In the late 12th century, the traveller Benjamin of Tudela encountered a hundred-strong Jewish community in the town (Bissena). In the imperial chrysobull granted to Venice in 1198 by Alexios III Angelos, Vesaina is listed as a distinct fiscal district or episkepsis, while in the Partitio Romaniae of 1204, it is listed as belonging to the episkepsis of the Empress Euphrosyne Doukaina Kamatera (pertinentia Imperatricis). This pertinentia Imperatricis was awarded to Boniface of Montferrat's widow, Margaret of Hungary, by the Latin Emperor Henry of Flanders, an act confirmed by Pope Innocent III in 1210. When the Metropolitan of Larissa visited the place in 1222, he described it as "well-watered and full of all goods".

About 1.5 km from the modern village lies the abandoned village of Vathyrema, where there are also traces of a Byzantine-era settlement, and a church dedicated to St. Nicholas.

The Swedish orientalist and traveller Jakob Jonas Björnståhl visited the village in 1779, reporting that the "Greek village of Dessen, in Turkish Büyükköy", had a hundred houses and four churches. In 1791, the Greek scholar Grigorios Konstantas, in his landmark Geographia Neoteriki, mentioned "Dessen" (Δεσσέν) as a Christian-inhabited village with 150 houses, located on the plain, south of Agia. Almost all the inhabitants are peasants (zeugitai), with a few weavers (yfantades). Primary products were wheat, sheep, and a little silk. At about that time, the powerful Ali Pasha of Ioannina, who was put in charge of security in the area as derven-agha, made the previously free village over to his son Veli Pasha as a chiflik. The English traveller William Martin Leake, who visited the area in 1809, describes the mansion erected in the village by Veli Pasha, who preferred to reside there rather than his official seat at Larissa, where the climate was not to his liking. Veli's rule lasted until 1819, when Ali Pasha was deposed by the Sublime Porte and his properties and those of his children confiscated.

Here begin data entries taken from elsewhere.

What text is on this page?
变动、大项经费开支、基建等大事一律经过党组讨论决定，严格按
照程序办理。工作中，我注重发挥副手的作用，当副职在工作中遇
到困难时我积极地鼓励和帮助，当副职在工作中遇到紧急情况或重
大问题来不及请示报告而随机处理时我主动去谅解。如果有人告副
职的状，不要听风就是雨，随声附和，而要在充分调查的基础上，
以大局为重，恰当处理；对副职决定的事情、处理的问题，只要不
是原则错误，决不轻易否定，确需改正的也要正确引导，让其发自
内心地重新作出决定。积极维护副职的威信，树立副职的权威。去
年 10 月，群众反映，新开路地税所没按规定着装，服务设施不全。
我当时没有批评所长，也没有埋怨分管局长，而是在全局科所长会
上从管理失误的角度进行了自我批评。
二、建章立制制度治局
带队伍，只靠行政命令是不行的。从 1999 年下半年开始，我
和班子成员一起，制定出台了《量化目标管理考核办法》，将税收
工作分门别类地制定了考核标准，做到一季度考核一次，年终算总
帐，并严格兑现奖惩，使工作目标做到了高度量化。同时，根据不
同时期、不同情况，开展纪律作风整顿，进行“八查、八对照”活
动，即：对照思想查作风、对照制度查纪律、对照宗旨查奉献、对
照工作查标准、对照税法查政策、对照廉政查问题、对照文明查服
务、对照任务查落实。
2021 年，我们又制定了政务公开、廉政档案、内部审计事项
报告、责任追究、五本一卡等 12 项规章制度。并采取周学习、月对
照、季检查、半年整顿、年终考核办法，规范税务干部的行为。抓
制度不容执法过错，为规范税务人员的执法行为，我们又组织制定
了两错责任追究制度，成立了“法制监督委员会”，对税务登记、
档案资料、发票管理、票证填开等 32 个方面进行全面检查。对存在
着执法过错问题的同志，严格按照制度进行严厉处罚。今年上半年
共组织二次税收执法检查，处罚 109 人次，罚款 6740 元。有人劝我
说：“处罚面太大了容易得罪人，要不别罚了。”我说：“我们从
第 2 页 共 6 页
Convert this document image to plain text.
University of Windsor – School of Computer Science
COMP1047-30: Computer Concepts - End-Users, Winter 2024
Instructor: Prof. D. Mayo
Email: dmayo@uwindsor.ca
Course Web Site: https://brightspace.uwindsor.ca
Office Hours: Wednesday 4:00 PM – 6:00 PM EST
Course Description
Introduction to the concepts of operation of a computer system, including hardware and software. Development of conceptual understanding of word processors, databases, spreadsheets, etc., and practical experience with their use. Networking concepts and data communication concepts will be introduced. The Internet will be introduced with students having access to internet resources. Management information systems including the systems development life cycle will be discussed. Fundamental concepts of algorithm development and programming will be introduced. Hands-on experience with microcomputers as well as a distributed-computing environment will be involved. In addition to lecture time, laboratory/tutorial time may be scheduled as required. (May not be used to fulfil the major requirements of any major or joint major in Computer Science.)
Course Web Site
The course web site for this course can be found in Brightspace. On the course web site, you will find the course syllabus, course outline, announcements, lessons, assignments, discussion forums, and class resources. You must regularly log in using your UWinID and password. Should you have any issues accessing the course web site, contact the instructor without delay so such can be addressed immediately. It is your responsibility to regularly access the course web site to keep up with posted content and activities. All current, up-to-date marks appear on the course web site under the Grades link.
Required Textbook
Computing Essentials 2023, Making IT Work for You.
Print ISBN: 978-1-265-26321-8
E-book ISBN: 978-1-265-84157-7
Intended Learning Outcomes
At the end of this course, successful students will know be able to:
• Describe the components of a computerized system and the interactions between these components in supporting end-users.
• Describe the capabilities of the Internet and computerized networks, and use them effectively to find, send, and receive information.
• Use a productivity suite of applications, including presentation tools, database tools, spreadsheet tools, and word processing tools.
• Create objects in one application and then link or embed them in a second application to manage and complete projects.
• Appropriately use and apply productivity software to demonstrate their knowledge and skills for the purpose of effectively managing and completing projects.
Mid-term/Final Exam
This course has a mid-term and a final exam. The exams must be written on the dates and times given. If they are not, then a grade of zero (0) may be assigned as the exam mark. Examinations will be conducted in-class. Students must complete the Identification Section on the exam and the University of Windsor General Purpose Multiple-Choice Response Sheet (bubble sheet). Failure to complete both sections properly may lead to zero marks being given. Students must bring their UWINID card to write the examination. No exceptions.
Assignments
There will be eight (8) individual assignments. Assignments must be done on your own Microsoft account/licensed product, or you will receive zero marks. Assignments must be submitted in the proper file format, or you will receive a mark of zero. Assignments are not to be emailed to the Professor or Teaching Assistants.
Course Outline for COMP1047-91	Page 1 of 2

The area became part of Greece with the rest of Thessaly in 1881, leading to the departure of the Ottoman great landholders and their replacement by Greek ones. In the early 20th century, Greek refugees from Eastern Rumelia were resettled in the area and received land.

==Episcopal see==
The Greek Orthodox bishopric of Vesaina is attested in the Notitiae Episcopatuum of the Patriarchate of Constantinople from the 11th to the 15th century, as a suffragan of the Metropolitan see of Larissa, ranking 18th among the sees subject to it. After the Frankish conquest, a Roman Catholic prelate was briefly established in the see (Vessinensis episcopus).

The current Church of the Dormition of the Theotokos lies on the ruins of an early Christian or Byzantine basilica. Several Byzantine spolia are incorporated in the present structure, along with the synthronon of the old episcopal cathedral, which permitted the secure identification of Aetolofos as Vesaina.